SME
- Predecessor: Society of Manufacturing Engineers, Society of Tool Engineers
- Formation: 1932
- Type: Professional association
- Purpose: To advance manufacturing and attract future generations.
- Headquarters: Southfield, Michigan, United States
- Location: 1000 Town Center, Suite 1910, Southfield, MI 48075;
- Region served: Worldwide
- Official language: English
- Secretary General: Vincent W. Howell Sr., FSME, CMfgE
- President: Rebecca Taylor
- Executive Director & CEO: Jeannine Kunz
- Subsidiaries: SME Media, Tooling U-SME, SME Education Foundation
- Website: sme.org
- Formerly called: Society of Manufacturing Engineers

= Society of Manufacturing Engineers =

Professional association

SME, also known as the Society of Manufacturing Engineers, is a non-profit student and professional association for educating and advancing the manufacturing industry in North America.

== History ==
SME was founded in January 1932 at the height of the Great Depression. Originally named the Society of Tool Engineers, and renamed the American Society of Tool Engineers one year later, it was formed by a group of 33 engineers and mechanics gathered at the Detroit College of Applied Science. By April of that year, just four months after its beginning, membership increased from the original 33 members to 200 members and continued to grow rapidly with new chapters popping up across the country. As the economic troubles of the 1930s pushed the world ever-closer to war, Society members responded by helping to convert America's industries into the primary military supplier for the Allied war effort, or what President Roosevelt referred to as the "arsenal of democracy." The organization also tailored their educational materials to meet the needs of the defense program and established the Emergency Defense Training Committee. Between 1941 and the end of the war in 1945, Society membership more than doubled, rising from 8,700 to nearly 18,000 members.

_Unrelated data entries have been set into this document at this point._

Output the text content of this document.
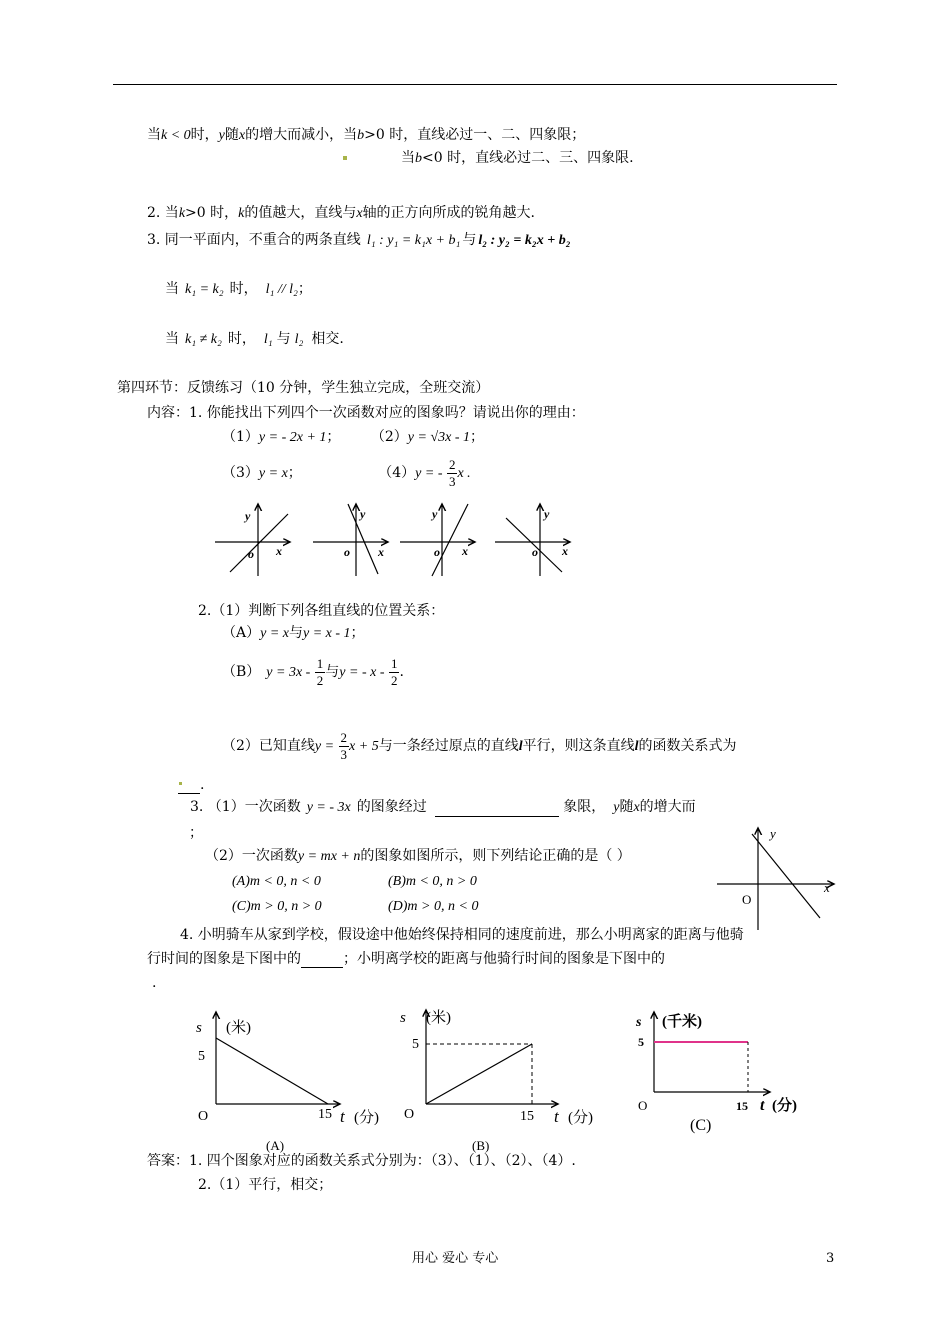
当k < 0时，y随x的增大而减小，当b>0 时，直线必过一、二、四象限；
当b<0 时，直线必过二、三、四象限.
2. 当k>0 时，k的值越大，直线与x轴的正方向所成的锐角越大.
3. 同一平面内，不重合的两条直线 l₁ : y₁ = k₁x + b₁ 与 l₂ : y₂ = k₂x + b₂
当 k₁ = k₂ 时， l₁ // l₂；
当 k₁ ≠ k₂ 时， l₁ 与 l₂ 相交.
第四环节：反馈练习（10 分钟，学生独立完成，全班交流）
内容：1. 你能找出下列四个一次函数对应的图象吗？请说出你的理由：
（1）y = - 2x + 1； （2）y = √3x - 1；
（3）y = x；	（4）y = - $\frac{2}{3}$ x .
y
o x
y
o x
y
o x
y
o x
2.（1）判断下列各组直线的位置关系：
（A）y = x与y = x - 1；
（B） $y = 3x - \frac{1}{2}$ 与y = - x - $\frac{1}{2}$ .
（2）已知直线$y = \frac{2}{3}$ x + 5与一条经过原点的直线l平行，则这条直线l的函数关系式为
.
3. （1）一次函数 y = - 3x 的图象经过	象限， y随x的增大而
；
（2）一次函数y = mx + n的图象如图所示，则下列结论正确的是（ ）
(A)m < 0, n < 0	(B)m < 0, n > 0
(C)m > 0, n > 0	(D)m > 0, n < 0
y
x
O
4. 小明骑车从家到学校，假设途中他始终保持相同的速度前进，那么小明离家的距离与他骑
行时间的图象是下图中的	；小明离学校的距离与他骑行时间的图象是下图中的
.
s (米)
5
O	15 t (分)
(A)
s (米)
5
O	15 t (分)
(B)
s (千米)
5
O	15 t (分)
(C)
答案：1. 四个图象对应的函数关系式分别为：（3）、（1）、（2）、（4）.
2.（1）平行，相交；
用心 爱心 专心	3
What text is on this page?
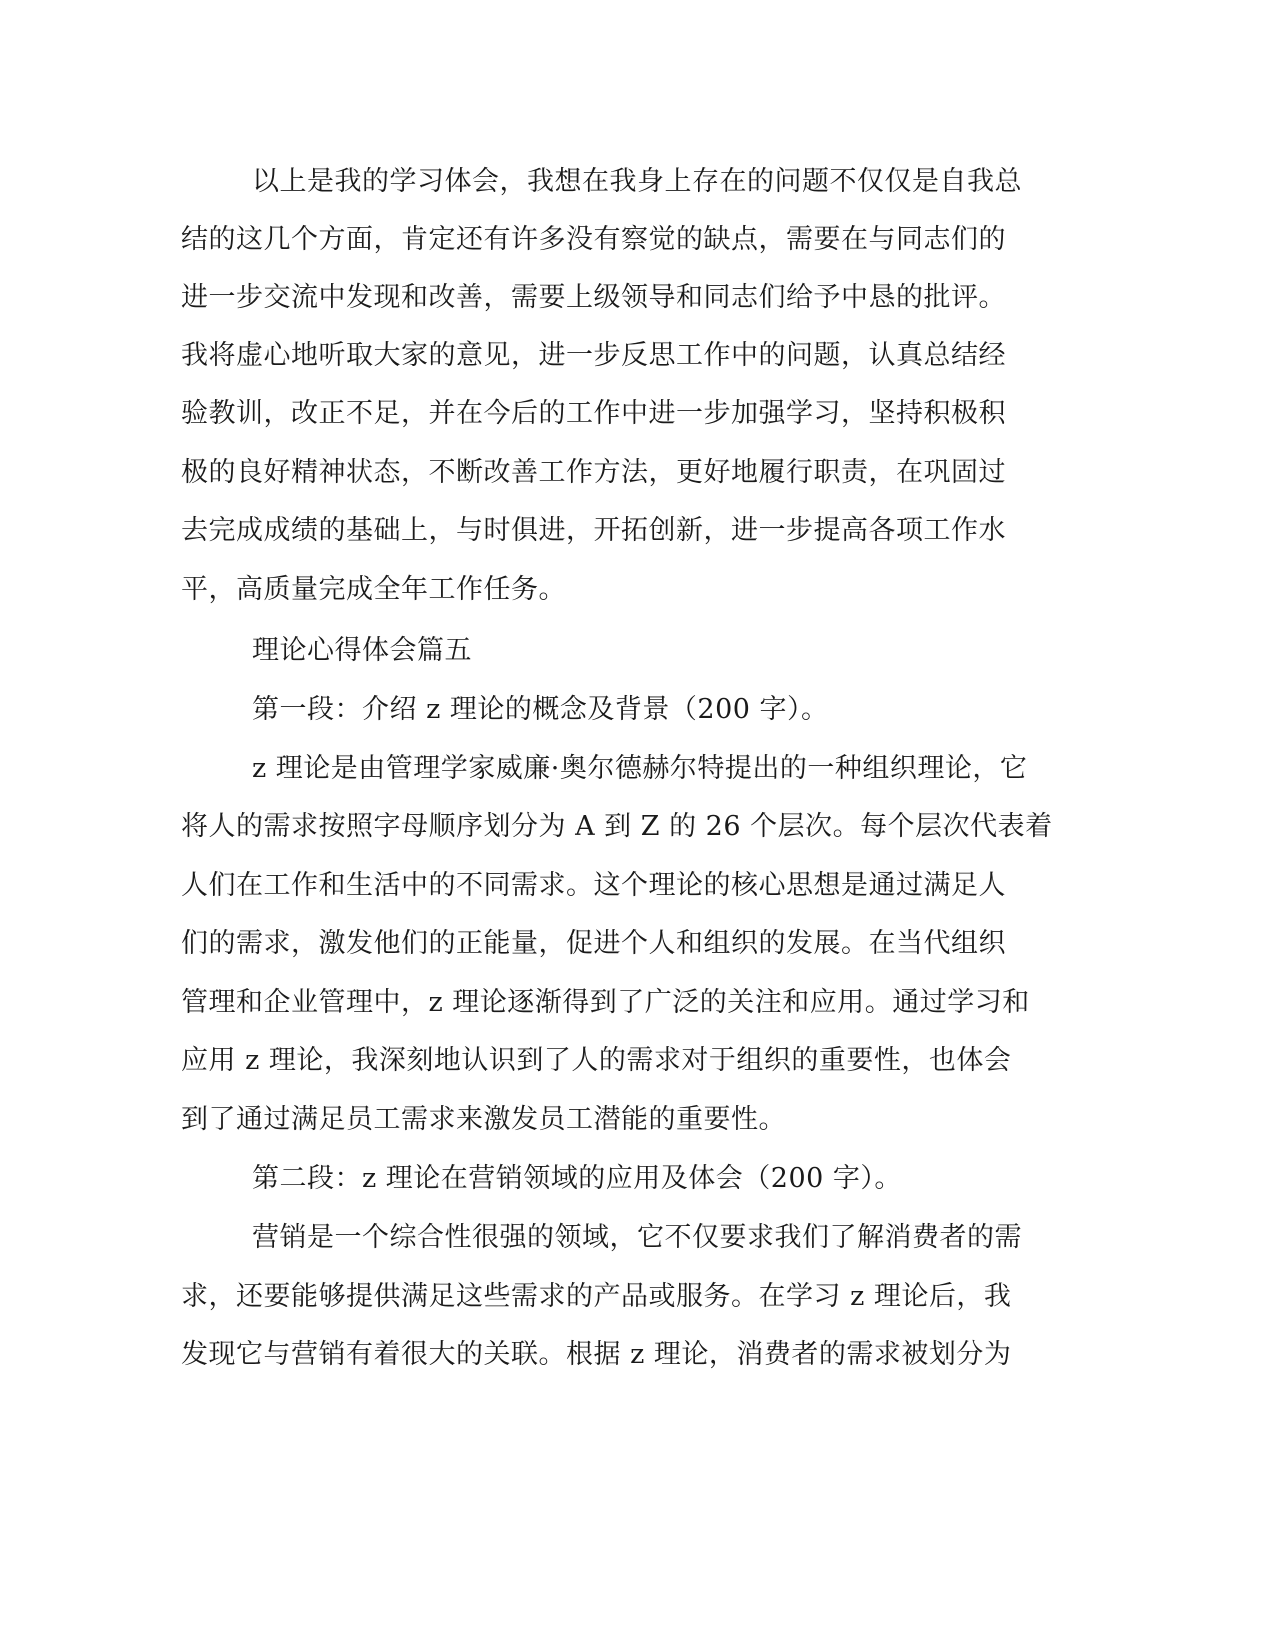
以上是我的学习体会，我想在我身上存在的问题不仅仅是自我总
结的这几个方面，肯定还有许多没有察觉的缺点，需要在与同志们的
进一步交流中发现和改善，需要上级领导和同志们给予中恳的批评。
我将虚心地听取大家的意见，进一步反思工作中的问题，认真总结经
验教训，改正不足，并在今后的工作中进一步加强学习，坚持积极积
极的良好精神状态，不断改善工作方法，更好地履行职责，在巩固过
去完成成绩的基础上，与时俱进，开拓创新，进一步提高各项工作水
平，高质量完成全年工作任务。
理论心得体会篇五
第一段：介绍 z 理论的概念及背景（200 字）。
z 理论是由管理学家威廉·奥尔德赫尔特提出的一种组织理论，它
将人的需求按照字母顺序划分为 A 到 Z 的 26 个层次。每个层次代表着
人们在工作和生活中的不同需求。这个理论的核心思想是通过满足人
们的需求，激发他们的正能量，促进个人和组织的发展。在当代组织
管理和企业管理中，z 理论逐渐得到了广泛的关注和应用。通过学习和
应用 z 理论，我深刻地认识到了人的需求对于组织的重要性，也体会
到了通过满足员工需求来激发员工潜能的重要性。
第二段：z 理论在营销领域的应用及体会（200 字）。
营销是一个综合性很强的领域，它不仅要求我们了解消费者的需
求，还要能够提供满足这些需求的产品或服务。在学习 z 理论后，我
发现它与营销有着很大的关联。根据 z 理论，消费者的需求被划分为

Following the end of the war, the Society helped convert America's wartime industry into a producer of consumer goods. Switching focus from defense to research, appointing a planning committee and setting aside $25,000 for establishing a Research Fund in 1950, the society proceeded to establish a $50,000 educational fund and awarded its first scholarships in 1951. In 1960, the Society changed its name to The American Society of Tool and Manufacturing Engineers and in 1970 it became the Society of Manufacturing Engineers. However, since 2013 only the abbreviation SME has been used as the official name.

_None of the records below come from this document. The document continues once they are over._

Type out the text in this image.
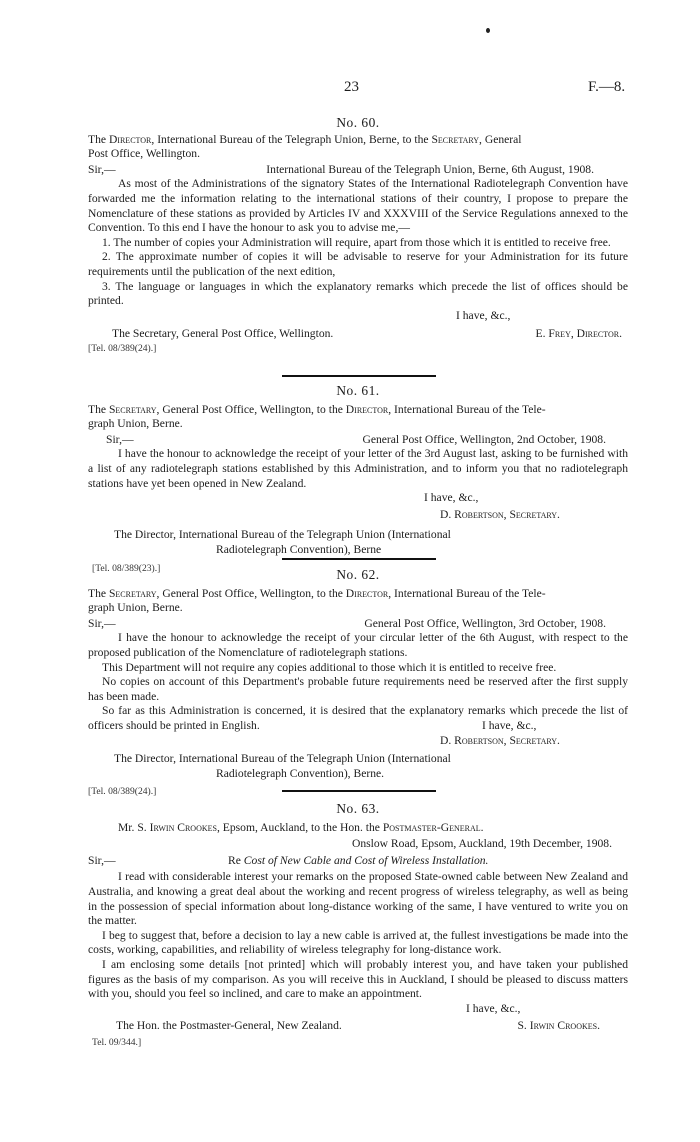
23	F.—8.

No. 60.

The Director, International Bureau of the Telegraph Union, Berne, to the Secretary, General
Post Office, Wellington.

Sir,—	International Bureau of the Telegraph Union, Berne, 6th August, 1908.

As most of the Administrations of the signatory States of the International Radiotelegraph Convention have forwarded me the information relating to the international stations of their country, I propose to prepare the Nomenclature of these stations as provided by Articles IV and XXXVIII of the Service Regulations annexed to the Convention. To this end I have the honour to ask you to advise me,—

1. The number of copies your Administration will require, apart from those which it is entitled to receive free.

2. The approximate number of copies it will be advisable to reserve for your Administration for its future requirements until the publication of the next edition,

3. The language or languages in which the explanatory remarks which precede the list of offices should be printed.

I have, &c.,

The Secretary, General Post Office, Wellington.	E. Frey, Director.

[Tel. 08/389(24).]

No. 61.

The Secretary, General Post Office, Wellington, to the Director, International Bureau of the Tele-
graph Union, Berne.

Sir,—	General Post Office, Wellington, 2nd October, 1908.

I have the honour to acknowledge the receipt of your letter of the 3rd August last, asking to be furnished with a list of any radiotelegraph stations established by this Administration, and to inform you that no radiotelegraph stations have yet been opened in New Zealand.

I have, &c.,

D. Robertson, Secretary.

The Director, International Bureau of the Telegraph Union (International

Radiotelegraph Convention), Berne

[Tel. 08/389(23).]	No. 62.

The Secretary, General Post Office, Wellington, to the Director, International Bureau of the Tele-
graph Union, Berne.

Sir,—	General Post Office, Wellington, 3rd October, 1908.

I have the honour to acknowledge the receipt of your circular letter of the 6th August, with respect to the proposed publication of the Nomenclature of radiotelegraph stations.

This Department will not require any copies additional to those which it is entitled to receive free.

No copies on account of this Department's probable future requirements need be reserved after the first supply has been made.

So far as this Administration is concerned, it is desired that the explanatory remarks which precede the list of officers should be printed in English.	I have, &c.,

D. Robertson, Secretary.

The Director, International Bureau of the Telegraph Union (International

Radiotelegraph Convention), Berne.

[Tel. 08/389(24).]

No. 63.

Mr. S. Irwin Crookes, Epsom, Auckland, to the Hon. the Postmaster-General.

Onslow Road, Epsom, Auckland, 19th December, 1908.

Sir,—	Re
Cost of New Cable and Cost of Wireless Installation.

I read with considerable interest your remarks on the proposed State-owned cable between New Zealand and Australia, and knowing a great deal about the working and recent progress of wireless telegraphy, as well as being in the possession of special information about long-distance working of the same, I have ventured to write you on the matter.

I beg to suggest that, before a decision to lay a new cable is arrived at, the fullest investigations be made into the costs, working, capabilities, and reliability of wireless telegraphy for long-distance work.

I am enclosing some details [not printed] which will probably interest you, and have taken your published figures as the basis of my comparison. As you will receive this in Auckland, I should be pleased to discuss matters with you, should you feel so inclined, and care to make an appointment.

I have, &c.,

The Hon. the Postmaster-General, New Zealand.	S. Irwin Crookes.

Tel. 09/344.]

The Society launched the SME Manufacturing Engineering Education Foundation in May 1979. By 2007 SME had successfully expanded into more than 72 countries, establishing itself as the world's leading provider of knowledge, networking and skills development for the manufacturing industry. In September 2010, SME acquired Tooling University LLC, an educational technology and blended learning company that provides learning management system software and online manufacturing training content.

In 2018, SME moved its headquarters from Dearborn, Michigan, to Southfield, Michigan.